The analysis is of particular interest because of the prevalence of mental health in women. These differences could be explained by the particularities of the health services and systems in each country, but also by social, cultural, or economic factors in each region. Along these lines, health behaviors, their determinants, and gendered health system responses are three areas where gender influences mental health, as highlighted by the WHO. The consideration of the gender perspective together with the analysis of other socioeconomic determinants, such as those used in this work, reveals the usefulness of this type of study for the proposal of preventive policies.

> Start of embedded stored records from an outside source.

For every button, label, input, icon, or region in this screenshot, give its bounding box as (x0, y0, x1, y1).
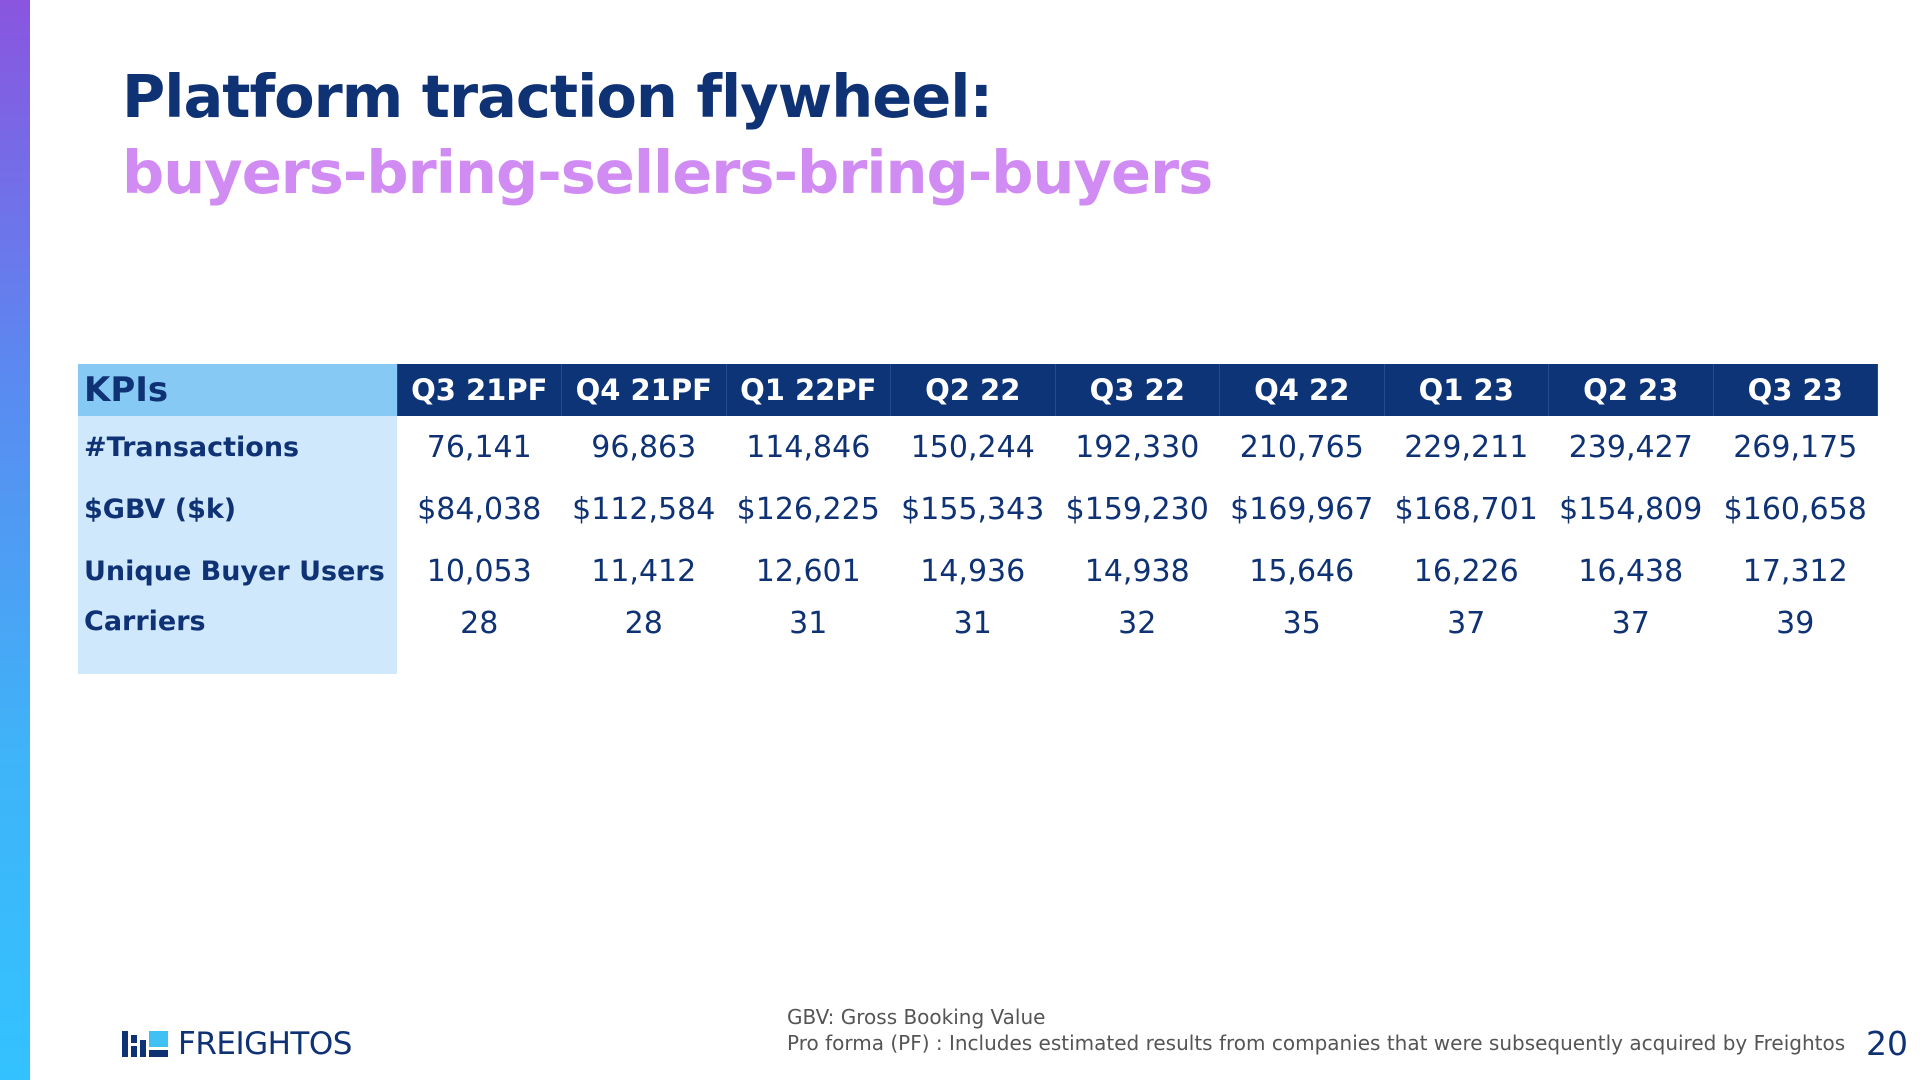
table-cell: 28 (624, 606, 663, 641)
table-cell: 114,846 (746, 429, 871, 465)
table-cell: 239,427 (1568, 429, 1693, 465)
table-row-transactions: #Transactions 76,141 96,863 114,846 150,… (78, 416, 1878, 478)
slide-title: Platform traction flywheel: (122, 62, 993, 131)
table-row-gbv: $GBV ($k) $84,038 $112,584 $126,225 $155… (78, 478, 1878, 540)
kpi-header-cell: KPIs (78, 364, 398, 416)
page-number: 20 (1866, 1024, 1908, 1063)
gradient-side-bar (0, 0, 30, 1080)
logo-text: FREIGHTOS (178, 1026, 352, 1062)
row-label: Unique Buyer Users (78, 540, 397, 602)
table-cell: 15,646 (1249, 553, 1355, 589)
table-header-row: KPIs Q3 21PF Q4 21PF Q1 22PF Q2 22 Q3 22… (78, 364, 1878, 416)
table-cell: 28 (460, 606, 499, 641)
table-cell: 10,053 (426, 553, 532, 589)
table-cell: 14,938 (1084, 553, 1190, 589)
table-cell: 11,412 (591, 553, 697, 589)
table-cell: $154,809 (1559, 491, 1703, 527)
column-header: Q4 21PF (561, 364, 727, 416)
table-cell: 14,936 (920, 553, 1026, 589)
table-cell: 150,244 (910, 429, 1035, 465)
column-header: Q3 23 (1713, 364, 1878, 416)
table-cell: 17,312 (1742, 553, 1848, 589)
table-row-carriers: Carriers 28 28 31 31 32 35 37 37 39 (78, 602, 1878, 674)
footnotes: GBV: Gross Booking Value Pro forma (PF) … (787, 1004, 1845, 1056)
table-cell: $160,658 (1723, 491, 1867, 527)
footnote-gbv: GBV: Gross Booking Value (787, 1005, 1046, 1029)
column-header: Q2 23 (1548, 364, 1714, 416)
table-cell: 35 (1282, 606, 1321, 641)
table-cell: 210,765 (1239, 429, 1364, 465)
column-header: Q2 22 (890, 364, 1056, 416)
table-cell: $155,343 (901, 491, 1045, 527)
column-header: Q3 21PF (397, 364, 562, 416)
table-cell: 229,211 (1404, 429, 1529, 465)
table-cell: $112,584 (572, 491, 716, 527)
table-cell: $84,038 (417, 491, 542, 527)
kpi-table: KPIs Q3 21PF Q4 21PF Q1 22PF Q2 22 Q3 22… (78, 364, 1878, 674)
table-cell: 269,175 (1733, 429, 1858, 465)
column-header: Q1 22PF (726, 364, 891, 416)
freightos-logo-icon (122, 1031, 168, 1057)
freightos-logo: FREIGHTOS (122, 1026, 352, 1062)
table-cell: 192,330 (1075, 429, 1200, 465)
table-cell: 31 (789, 606, 828, 641)
table-cell: 16,438 (1578, 553, 1684, 589)
slide-subtitle: buyers-bring-sellers-bring-buyers (122, 138, 1213, 207)
table-cell: 37 (1611, 606, 1650, 641)
table-cell: 39 (1776, 606, 1815, 641)
table-cell: $168,701 (1394, 491, 1538, 527)
table-cell: $169,967 (1230, 491, 1374, 527)
column-header: Q4 22 (1219, 364, 1385, 416)
table-cell: $159,230 (1065, 491, 1209, 527)
row-label: #Transactions (78, 416, 397, 478)
table-cell: 16,226 (1413, 553, 1519, 589)
table-cell: 37 (1447, 606, 1486, 641)
table-cell: 12,601 (755, 553, 861, 589)
column-header: Q1 23 (1384, 364, 1549, 416)
table-cell: 31 (953, 606, 992, 641)
table-cell: 76,141 (426, 429, 532, 465)
footnote-proforma: Pro forma (PF) : Includes estimated resu… (787, 1031, 1846, 1055)
table-row-unique-buyers: Unique Buyer Users 10,053 11,412 12,601 … (78, 540, 1878, 602)
row-label: Carriers (78, 602, 397, 674)
table-cell: 96,863 (591, 429, 697, 465)
column-header: Q3 22 (1055, 364, 1220, 416)
table-cell: $126,225 (736, 491, 880, 527)
row-label: $GBV ($k) (78, 478, 397, 540)
table-cell: 32 (1118, 606, 1157, 641)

Across various sociodemographic traits, our analysis reveals distinct patterns influencing mental health outcomes, emphasizing the need for nuanced considerations in mental health research. The interplay between education, age, employment status, and income levels demonstrates the complex relationships shaping the prevalence and severity of depression among women, highlighting the importance of a holistic approach to mental health analysis.

It should be noted that the analysis undertaken illustrates the need to consider policy measures tailored to each country according to the identified traits that generate a higher propensity to experience depression.